US lenders brace for results of Trump regulator’s probe into account closures
The OCC is investigating nine major banks for allegedly shutting down accounts tied to crypto, firearms, and fossil fuels, and the findings could name names.
The country’s biggest banks are about to find out whether they’re in trouble. The Office of the Comptroller of the Currency is preparing to release findings from a sweeping review into whether major lenders improperly closed customer accounts based on political, religious, or reputational grounds.
The probe covers nine major national banks, including JPMorgan Chase and Bank of America. Both could face formal sanctions if the OCC determines their account closure practices crossed the line from legitimate risk management into something more targeted.
What the OCC is actually investigating
The investigation was triggered by an executive order President Trump issued on August 7, 2025, which directed regulators to probe whether banks denied services to Americans based on their political or religious views. The order specifically targeted what critics have labeled “debanking,” the practice of cutting off financial access to individuals or businesses in disfavored sectors.
Conservative-aligned industries have been at the center of the controversy. Fossil fuel companies, firearms dealers, and cryptocurrency firms have all reported being shut out of the banking system, sometimes with little or no explanation. Crypto firms in particular have long complained about an inability to secure or maintain basic banking relationships, a problem the industry has attributed to regulatory pressure under the previous administration.
Preliminary OCC findings published in December 2025 paint a picture of the scale involved. The agency identified policies connected to more than 100,000 complaints filed between 2020 and 2023 regarding account closures. A significant portion of those complaints came from crypto businesses and individuals associated with politically conservative causes.
The regulatory machinery in motion
The OCC hasn’t been waiting around for the final report to start changing things. In September 2025, the agency issued new bulletins aimed at eliminating what it called unlawful debanking practices. Those bulletins put banks on notice that closing accounts based on a customer’s industry, political activity, or public reputation, rather than concrete financial risk factors, would no longer be tolerated.
A joint FDIC-OCC rule set for April 2026 will formally prohibit regulators from relying on “reputational risk” as a basis for influencing how banks manage their customer relationships. Reputational risk has been a catch-all category that gave banks enormous discretion to drop clients they found politically inconvenient, and it gave regulators cover to pressure banks into doing so.
The forthcoming report is expected to include detailed findings and could name specific institutions. For banks like JPMorgan Chase and Bank of America, being singled out in a federal regulator’s investigation carries both legal and reputational consequences.
What this means for crypto and investors
For the crypto industry, this probe represents something it has wanted for years: official validation that debanking was real, systemic, and unjustified.

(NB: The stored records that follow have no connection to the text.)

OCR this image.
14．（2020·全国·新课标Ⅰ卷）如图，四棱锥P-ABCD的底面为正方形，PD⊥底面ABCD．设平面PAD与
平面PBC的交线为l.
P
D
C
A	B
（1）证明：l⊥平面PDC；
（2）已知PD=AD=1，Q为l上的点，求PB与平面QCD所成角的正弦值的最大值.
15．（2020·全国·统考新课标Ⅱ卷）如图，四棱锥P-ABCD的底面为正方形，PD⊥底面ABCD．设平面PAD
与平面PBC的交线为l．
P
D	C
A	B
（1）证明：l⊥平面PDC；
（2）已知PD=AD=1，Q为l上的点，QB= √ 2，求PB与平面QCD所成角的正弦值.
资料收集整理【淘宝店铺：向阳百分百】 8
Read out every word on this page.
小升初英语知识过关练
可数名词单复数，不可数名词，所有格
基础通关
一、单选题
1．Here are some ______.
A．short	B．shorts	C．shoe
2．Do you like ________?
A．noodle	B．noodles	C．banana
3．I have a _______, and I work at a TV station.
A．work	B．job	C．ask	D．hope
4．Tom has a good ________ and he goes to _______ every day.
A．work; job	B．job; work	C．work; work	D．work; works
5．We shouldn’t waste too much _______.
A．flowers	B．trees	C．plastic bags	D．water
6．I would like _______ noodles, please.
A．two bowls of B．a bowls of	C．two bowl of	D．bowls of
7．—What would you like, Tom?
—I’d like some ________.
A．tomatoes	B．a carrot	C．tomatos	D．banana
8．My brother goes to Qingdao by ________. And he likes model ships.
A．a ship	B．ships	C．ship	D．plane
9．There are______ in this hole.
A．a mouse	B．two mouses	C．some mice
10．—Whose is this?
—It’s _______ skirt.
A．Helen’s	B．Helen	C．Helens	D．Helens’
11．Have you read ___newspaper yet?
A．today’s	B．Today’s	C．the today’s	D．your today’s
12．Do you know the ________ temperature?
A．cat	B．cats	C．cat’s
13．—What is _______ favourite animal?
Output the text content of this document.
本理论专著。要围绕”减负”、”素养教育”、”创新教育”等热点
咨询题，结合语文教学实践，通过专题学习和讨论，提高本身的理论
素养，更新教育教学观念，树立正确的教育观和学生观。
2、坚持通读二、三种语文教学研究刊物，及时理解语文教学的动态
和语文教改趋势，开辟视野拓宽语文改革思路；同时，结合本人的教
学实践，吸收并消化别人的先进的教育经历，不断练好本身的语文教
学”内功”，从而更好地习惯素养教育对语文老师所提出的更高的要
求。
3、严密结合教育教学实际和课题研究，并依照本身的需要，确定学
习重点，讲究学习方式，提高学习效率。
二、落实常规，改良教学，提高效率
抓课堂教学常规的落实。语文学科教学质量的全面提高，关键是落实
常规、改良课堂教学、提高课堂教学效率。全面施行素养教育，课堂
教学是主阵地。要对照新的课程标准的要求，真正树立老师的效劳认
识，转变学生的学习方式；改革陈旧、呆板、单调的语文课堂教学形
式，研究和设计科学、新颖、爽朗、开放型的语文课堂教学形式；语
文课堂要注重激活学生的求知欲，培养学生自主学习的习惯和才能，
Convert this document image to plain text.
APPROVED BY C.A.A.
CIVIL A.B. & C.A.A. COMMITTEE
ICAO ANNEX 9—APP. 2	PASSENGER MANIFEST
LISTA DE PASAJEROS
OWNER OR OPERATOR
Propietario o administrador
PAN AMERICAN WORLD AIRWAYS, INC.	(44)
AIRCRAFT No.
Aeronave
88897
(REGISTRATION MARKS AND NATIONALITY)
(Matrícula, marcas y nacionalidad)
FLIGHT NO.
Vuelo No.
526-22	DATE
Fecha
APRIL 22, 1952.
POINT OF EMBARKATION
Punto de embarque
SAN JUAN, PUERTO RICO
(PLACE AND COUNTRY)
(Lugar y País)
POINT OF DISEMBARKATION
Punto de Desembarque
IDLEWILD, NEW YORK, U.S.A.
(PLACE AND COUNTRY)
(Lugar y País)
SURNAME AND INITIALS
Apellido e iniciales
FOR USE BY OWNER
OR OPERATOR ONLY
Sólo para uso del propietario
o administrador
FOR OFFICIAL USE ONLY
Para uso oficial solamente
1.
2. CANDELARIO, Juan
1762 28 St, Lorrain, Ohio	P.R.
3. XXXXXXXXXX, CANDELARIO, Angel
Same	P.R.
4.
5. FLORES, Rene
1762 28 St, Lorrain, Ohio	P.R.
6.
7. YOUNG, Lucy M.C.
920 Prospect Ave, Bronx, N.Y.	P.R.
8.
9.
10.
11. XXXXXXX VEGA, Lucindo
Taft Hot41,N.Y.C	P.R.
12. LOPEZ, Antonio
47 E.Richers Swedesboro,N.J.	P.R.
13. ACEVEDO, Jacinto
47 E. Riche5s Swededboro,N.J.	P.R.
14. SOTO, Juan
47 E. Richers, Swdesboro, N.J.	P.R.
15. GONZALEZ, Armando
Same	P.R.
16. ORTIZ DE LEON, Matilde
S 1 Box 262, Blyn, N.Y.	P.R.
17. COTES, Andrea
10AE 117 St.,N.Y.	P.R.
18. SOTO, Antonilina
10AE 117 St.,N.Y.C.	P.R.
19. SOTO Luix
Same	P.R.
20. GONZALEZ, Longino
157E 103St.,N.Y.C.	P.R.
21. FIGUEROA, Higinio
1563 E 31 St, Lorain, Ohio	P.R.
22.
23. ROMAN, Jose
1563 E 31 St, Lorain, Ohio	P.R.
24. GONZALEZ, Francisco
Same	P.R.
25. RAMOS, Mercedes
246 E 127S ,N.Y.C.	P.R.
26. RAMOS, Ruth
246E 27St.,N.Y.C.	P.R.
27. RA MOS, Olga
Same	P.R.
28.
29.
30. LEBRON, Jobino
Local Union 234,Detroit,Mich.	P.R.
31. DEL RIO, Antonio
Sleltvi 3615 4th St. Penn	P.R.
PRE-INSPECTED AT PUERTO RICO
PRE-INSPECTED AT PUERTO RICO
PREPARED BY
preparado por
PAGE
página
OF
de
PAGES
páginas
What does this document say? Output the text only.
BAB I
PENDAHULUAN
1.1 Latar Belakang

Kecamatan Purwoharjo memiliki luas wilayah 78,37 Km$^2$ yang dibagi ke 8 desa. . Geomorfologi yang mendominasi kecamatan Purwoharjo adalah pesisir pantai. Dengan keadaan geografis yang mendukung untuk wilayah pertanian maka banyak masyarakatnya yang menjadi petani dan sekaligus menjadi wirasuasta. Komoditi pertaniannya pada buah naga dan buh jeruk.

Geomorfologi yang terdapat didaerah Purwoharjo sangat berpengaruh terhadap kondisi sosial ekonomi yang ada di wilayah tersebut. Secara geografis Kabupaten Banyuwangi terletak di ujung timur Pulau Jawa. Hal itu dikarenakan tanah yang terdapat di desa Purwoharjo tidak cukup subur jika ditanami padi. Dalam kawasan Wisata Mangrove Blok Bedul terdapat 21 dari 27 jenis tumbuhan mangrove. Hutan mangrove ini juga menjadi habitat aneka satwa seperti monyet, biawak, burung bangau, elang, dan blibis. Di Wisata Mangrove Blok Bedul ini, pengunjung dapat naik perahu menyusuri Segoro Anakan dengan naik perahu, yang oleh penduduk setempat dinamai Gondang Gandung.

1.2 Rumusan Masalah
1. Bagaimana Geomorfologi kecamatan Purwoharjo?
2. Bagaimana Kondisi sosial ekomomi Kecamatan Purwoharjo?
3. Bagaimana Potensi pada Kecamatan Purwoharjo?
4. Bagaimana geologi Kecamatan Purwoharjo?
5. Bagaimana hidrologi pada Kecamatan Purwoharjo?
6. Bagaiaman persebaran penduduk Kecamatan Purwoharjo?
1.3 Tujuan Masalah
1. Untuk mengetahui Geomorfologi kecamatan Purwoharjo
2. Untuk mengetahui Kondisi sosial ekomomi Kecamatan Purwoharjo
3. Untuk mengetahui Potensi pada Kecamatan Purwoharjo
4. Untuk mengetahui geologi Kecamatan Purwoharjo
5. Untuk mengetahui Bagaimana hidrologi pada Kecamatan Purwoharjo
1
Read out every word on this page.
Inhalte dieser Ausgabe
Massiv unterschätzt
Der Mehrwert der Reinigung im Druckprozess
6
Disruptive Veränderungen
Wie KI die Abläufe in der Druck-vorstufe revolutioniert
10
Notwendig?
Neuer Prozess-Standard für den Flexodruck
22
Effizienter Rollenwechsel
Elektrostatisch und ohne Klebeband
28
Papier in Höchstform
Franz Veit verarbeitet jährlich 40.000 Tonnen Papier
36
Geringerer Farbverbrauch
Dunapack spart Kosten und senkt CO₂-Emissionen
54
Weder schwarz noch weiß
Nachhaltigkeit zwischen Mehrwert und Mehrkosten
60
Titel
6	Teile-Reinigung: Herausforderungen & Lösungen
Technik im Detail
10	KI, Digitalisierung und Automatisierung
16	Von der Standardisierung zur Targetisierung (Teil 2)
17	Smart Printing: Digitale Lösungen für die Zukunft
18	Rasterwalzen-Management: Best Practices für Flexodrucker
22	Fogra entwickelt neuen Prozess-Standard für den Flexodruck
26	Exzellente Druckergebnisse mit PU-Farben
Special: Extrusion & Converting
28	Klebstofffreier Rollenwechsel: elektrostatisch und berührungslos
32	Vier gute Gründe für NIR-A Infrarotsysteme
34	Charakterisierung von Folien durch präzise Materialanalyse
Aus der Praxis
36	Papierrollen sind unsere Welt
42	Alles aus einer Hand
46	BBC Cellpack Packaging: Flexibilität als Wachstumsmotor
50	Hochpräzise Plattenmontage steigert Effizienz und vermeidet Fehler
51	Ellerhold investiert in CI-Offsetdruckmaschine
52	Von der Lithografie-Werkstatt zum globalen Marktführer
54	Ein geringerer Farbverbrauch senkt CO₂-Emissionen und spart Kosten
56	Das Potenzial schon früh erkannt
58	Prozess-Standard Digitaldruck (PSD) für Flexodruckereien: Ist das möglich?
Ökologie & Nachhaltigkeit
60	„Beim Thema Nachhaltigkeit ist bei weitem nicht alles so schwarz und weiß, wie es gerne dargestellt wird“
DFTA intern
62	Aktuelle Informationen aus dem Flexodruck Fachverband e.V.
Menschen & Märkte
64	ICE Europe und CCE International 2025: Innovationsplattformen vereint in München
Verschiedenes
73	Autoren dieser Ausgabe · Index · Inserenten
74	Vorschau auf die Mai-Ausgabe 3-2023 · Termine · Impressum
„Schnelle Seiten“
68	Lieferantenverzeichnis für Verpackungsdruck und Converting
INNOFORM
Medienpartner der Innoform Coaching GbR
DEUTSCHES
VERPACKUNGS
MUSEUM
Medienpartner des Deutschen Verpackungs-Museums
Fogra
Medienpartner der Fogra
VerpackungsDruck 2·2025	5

Crypto firms have spent the better part of half a decade arguing that they were being denied banking access not because of genuine compliance failures but because regulators were quietly discouraging banks from serving the sector.
The OCC has the authority to impose penalties, require changes to bank policies, and issue consent orders. Investors watching this space should pay close attention to whether the April 2026 joint rule gets finalized, because that’s the piece that would embed these changes into the regulatory framework rather than leaving them dependent on who’s sitting in the Oval Office.